Case Study

Multi-Site Rural Health Network: TEFCA-Ready in 90 Days

CS
Rural Health Network, MontanaMay 2026 · 6 min read
Multi-Site Rural Health Network: TEFCA-Ready in 90 Days
11 sites
Connected
90 days
To TEFCA-ready
100%
USCDI v3 coverage

An 11-site rural health network achieved TEFCA-ready interoperability across legacy EHRs in 90 days with eCareHealth's FHIR-first connectors.

Background

Rural Health Network, Montana operates as one of the larger physician practices and ambulatory clinic organizations in their region. Leadership had spent the prior 18 months evaluating modernization options, watching peer organizations reposition their tech stacks ahead of 2026 reimbursement and workforce shifts.

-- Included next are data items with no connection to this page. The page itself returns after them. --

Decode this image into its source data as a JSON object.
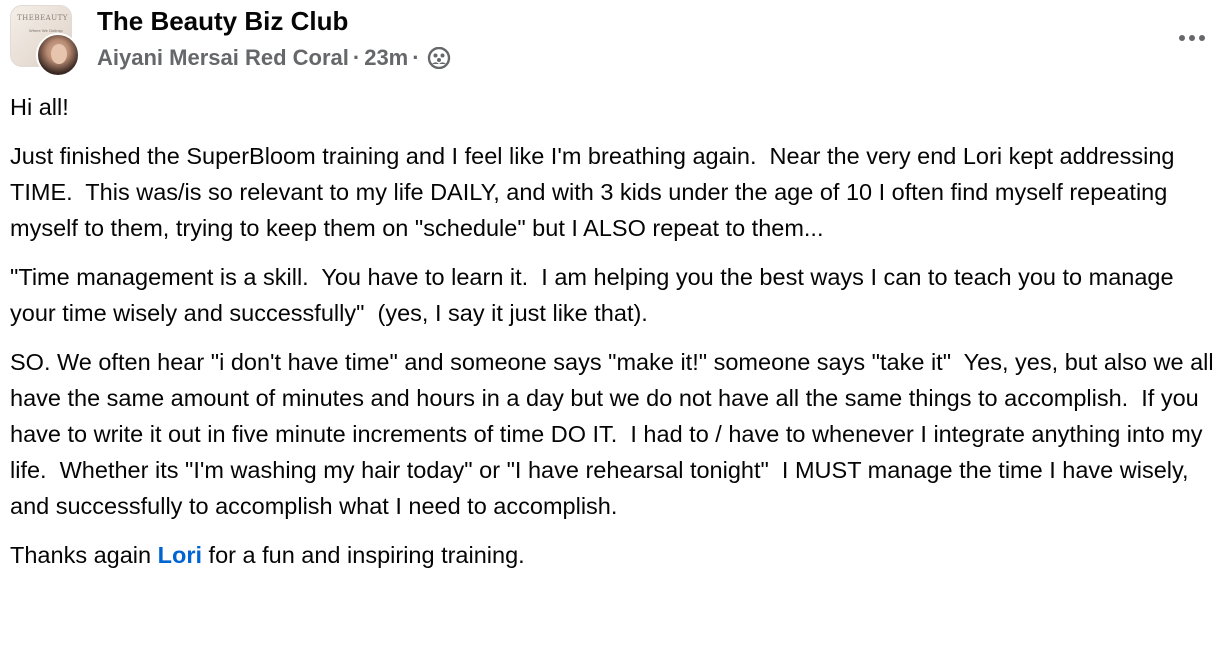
{
  "post": {
    "group_name": "The Beauty Biz Club",
    "group_thumb_text": "THEBEAUTY BIZ CL",
    "group_thumb_sub": "Where We Outinsp",
    "author": "Aiyani Mersai Red Coral",
    "separator": "·",
    "time": "23m",
    "privacy_icon": "group-members-icon",
    "more_icon": "more-options-icon",
    "paragraphs": [
      "Hi all!",
      "Just finished the SuperBloom training and I feel like I'm breathing again.  Near the very end Lori kept addressing TIME.  This was/is so relevant to my life DAILY, and with 3 kids under the age of 10 I often find myself repeating myself to them, trying to keep them on \"schedule\" but I ALSO repeat to them...",
      "\"Time management is a skill.  You have to learn it.  I am helping you the best ways I can to teach you to manage your time wisely and successfully\"  (yes, I say it just like that).",
      "SO. We often hear \"i don't have time\" and someone says \"make it!\" someone says \"take it\"  Yes, yes, but also we all have the same amount of minutes and hours in a day but we do not have all the same things to accomplish.  If you have to write it out in five minute increments of time DO IT.  I had to / have to whenever I integrate anything into my life.  Whether its \"I'm washing my hair today\" or \"I have rehearsal tonight\"  I MUST manage the time I have wisely, and successfully to accomplish what I need to accomplish."
    ],
    "closing": {
      "before": "Thanks again ",
      "mention": "Lori",
      "after": " for a fun and inspiring training."
    },
    "colors": {
      "text": "#050505",
      "secondary": "#65676b",
      "mention": "#0064d1"
    }
  }
}
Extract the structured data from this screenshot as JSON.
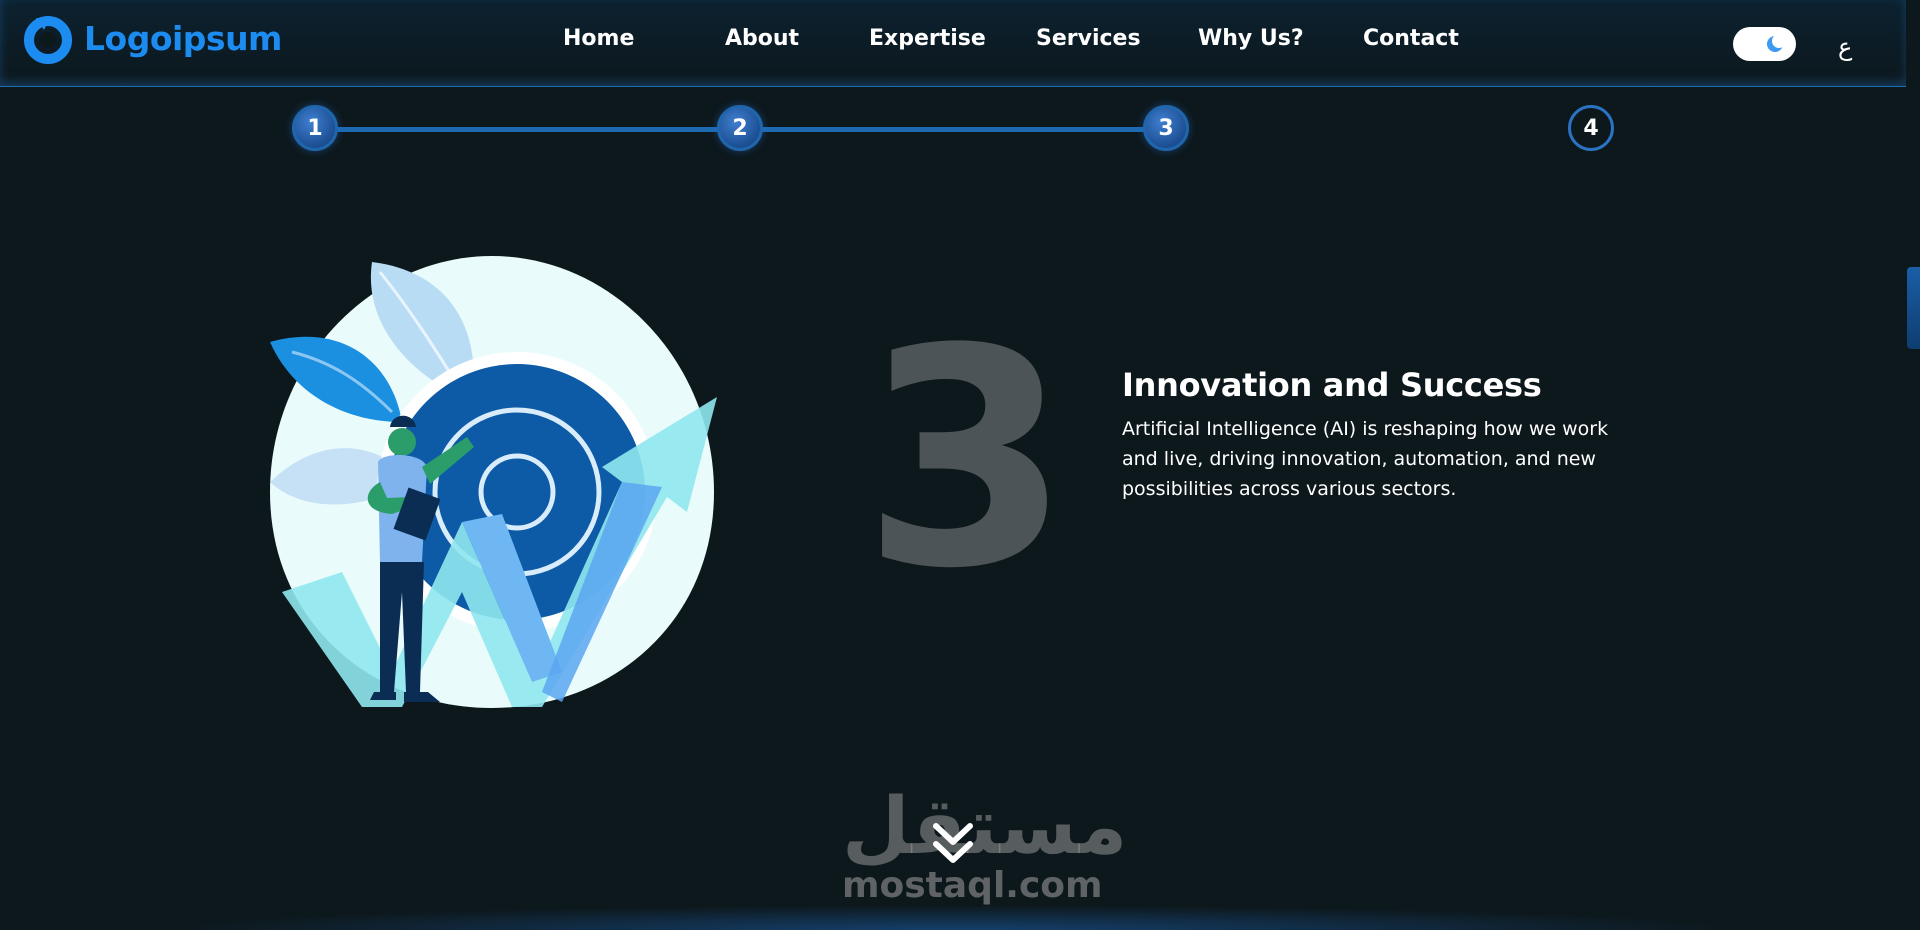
{
  "header": {
    "logo_text": "Logoipsum",
    "nav": [
      {
        "label": "Home"
      },
      {
        "label": "About"
      },
      {
        "label": "Expertise"
      },
      {
        "label": "Services"
      },
      {
        "label": "Why Us?"
      },
      {
        "label": "Contact"
      }
    ],
    "theme_toggle_icon": "moon-icon",
    "language_label": "ع"
  },
  "stepper": {
    "steps": [
      {
        "label": "1",
        "state": "done"
      },
      {
        "label": "2",
        "state": "done"
      },
      {
        "label": "3",
        "state": "active"
      },
      {
        "label": "4",
        "state": "todo"
      }
    ]
  },
  "section": {
    "number": "3",
    "title": "Innovation and Success",
    "description": "Artificial Intelligence (AI) is reshaping how we work and live, driving innovation, automation, and new possibilities across various sectors."
  },
  "watermark": {
    "arabic": "مستقل",
    "domain": "mostaql.com"
  },
  "icons": {
    "scroll": "double-chevron-down-icon",
    "logo": "logo-icon",
    "illustration": "target-growth-illustration"
  },
  "colors": {
    "background": "#0d181d",
    "accent": "#1d8cf0",
    "step_fill": "#1c4f93",
    "number": "#4d5457"
  }
}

The clinical and operational leadership team had observed that the friction was no longer in any single system — it was in the seams between systems. Documentation lived in one place, billing context in another, audit trails in a third. Decisions that should have been straightforward took multiple meetings to align.

The Challenge

Three specific problems crystallized during discovery. First, the documentation and downstream coding workflows were producing measurable revenue leakage that nobody had successfully quantified. Second, staff retention was eroding faster than the recruitment pipeline could replace. Third, the audit posture had drifted: spot-checks revealed gaps that, while not yet a compliance event, were a foreseeable risk.

Leadership defined three success criteria for the engagement before any vendor conversation began: a measurable reduction in time-to-documented-complete, a measurable reduction in revenue leakage, and documented improvement in audit-readiness. The discipline of setting those numbers first shaped every subsequent evaluation conversation.

The Approach

The eCareHealth team led discovery with the principle that no configuration choice would be made before the baseline was instrumented. The first two weeks were spent connecting source systems and capturing actual operational data, not vendor demos. By week three the leadership team had a shared dashboard showing the baseline metrics that would govern the deployment.

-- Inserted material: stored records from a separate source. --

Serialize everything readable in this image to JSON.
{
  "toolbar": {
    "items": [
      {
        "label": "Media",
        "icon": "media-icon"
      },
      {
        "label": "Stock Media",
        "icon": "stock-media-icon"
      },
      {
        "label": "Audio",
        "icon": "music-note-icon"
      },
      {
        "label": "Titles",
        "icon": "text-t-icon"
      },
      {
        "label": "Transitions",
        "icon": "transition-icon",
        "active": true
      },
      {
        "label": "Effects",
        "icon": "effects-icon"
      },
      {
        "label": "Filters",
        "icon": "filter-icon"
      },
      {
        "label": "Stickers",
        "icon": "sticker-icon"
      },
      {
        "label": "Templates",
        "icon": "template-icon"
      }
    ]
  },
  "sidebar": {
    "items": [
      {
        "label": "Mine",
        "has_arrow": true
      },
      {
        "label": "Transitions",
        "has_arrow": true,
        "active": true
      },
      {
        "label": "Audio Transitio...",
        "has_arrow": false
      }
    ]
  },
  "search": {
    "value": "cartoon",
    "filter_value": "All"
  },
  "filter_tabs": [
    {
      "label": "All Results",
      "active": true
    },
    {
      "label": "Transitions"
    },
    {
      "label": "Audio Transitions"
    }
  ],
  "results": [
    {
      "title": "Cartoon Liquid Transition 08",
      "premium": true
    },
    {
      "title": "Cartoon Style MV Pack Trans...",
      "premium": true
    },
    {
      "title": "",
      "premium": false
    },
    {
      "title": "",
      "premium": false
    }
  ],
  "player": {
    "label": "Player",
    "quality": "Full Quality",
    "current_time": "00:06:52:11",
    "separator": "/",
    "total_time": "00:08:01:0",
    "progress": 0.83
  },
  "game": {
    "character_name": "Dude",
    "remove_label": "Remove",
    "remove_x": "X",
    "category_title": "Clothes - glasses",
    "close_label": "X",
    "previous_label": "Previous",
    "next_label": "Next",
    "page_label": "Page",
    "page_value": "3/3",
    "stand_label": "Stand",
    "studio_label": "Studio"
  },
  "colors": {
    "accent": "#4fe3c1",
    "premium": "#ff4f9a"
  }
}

Implementation moved in three controlled phases. Phase one (weeks 4–6) onboarded a pilot group of users including operational skeptics. Phase two (weeks 7–9) expanded to all primary users with structured weekly feedback. Phase three (weeks 10–12) hardened production and turned over operational ownership to the internal team.

The Results

By end of month three, the three success criteria had all moved. The headline metrics outperformed the 90-day targets the leadership team had committed to internally. Secondary metrics — clinical satisfaction, audit-readiness sampling, front-line testimonials — corroborated the headline numbers.

By end of month six, durable structural improvements showed up. Retention trended up year-over-year for the first time in three years. Revenue lift exceeded implementation investment by a margin that allowed leadership to fund a second phase of work. The original pilot group became internal evangelists.

What This Means For Your Team

The Rural Health Network, Montana engagement succeeded because three things lined up at the start: leadership set numbers before vendor selection, the deployment ran a real pilot with real skeptics, and the vendor partner stayed engaged through the post-deployment review. Teams evaluating eCareHealth should plan for the same three elements.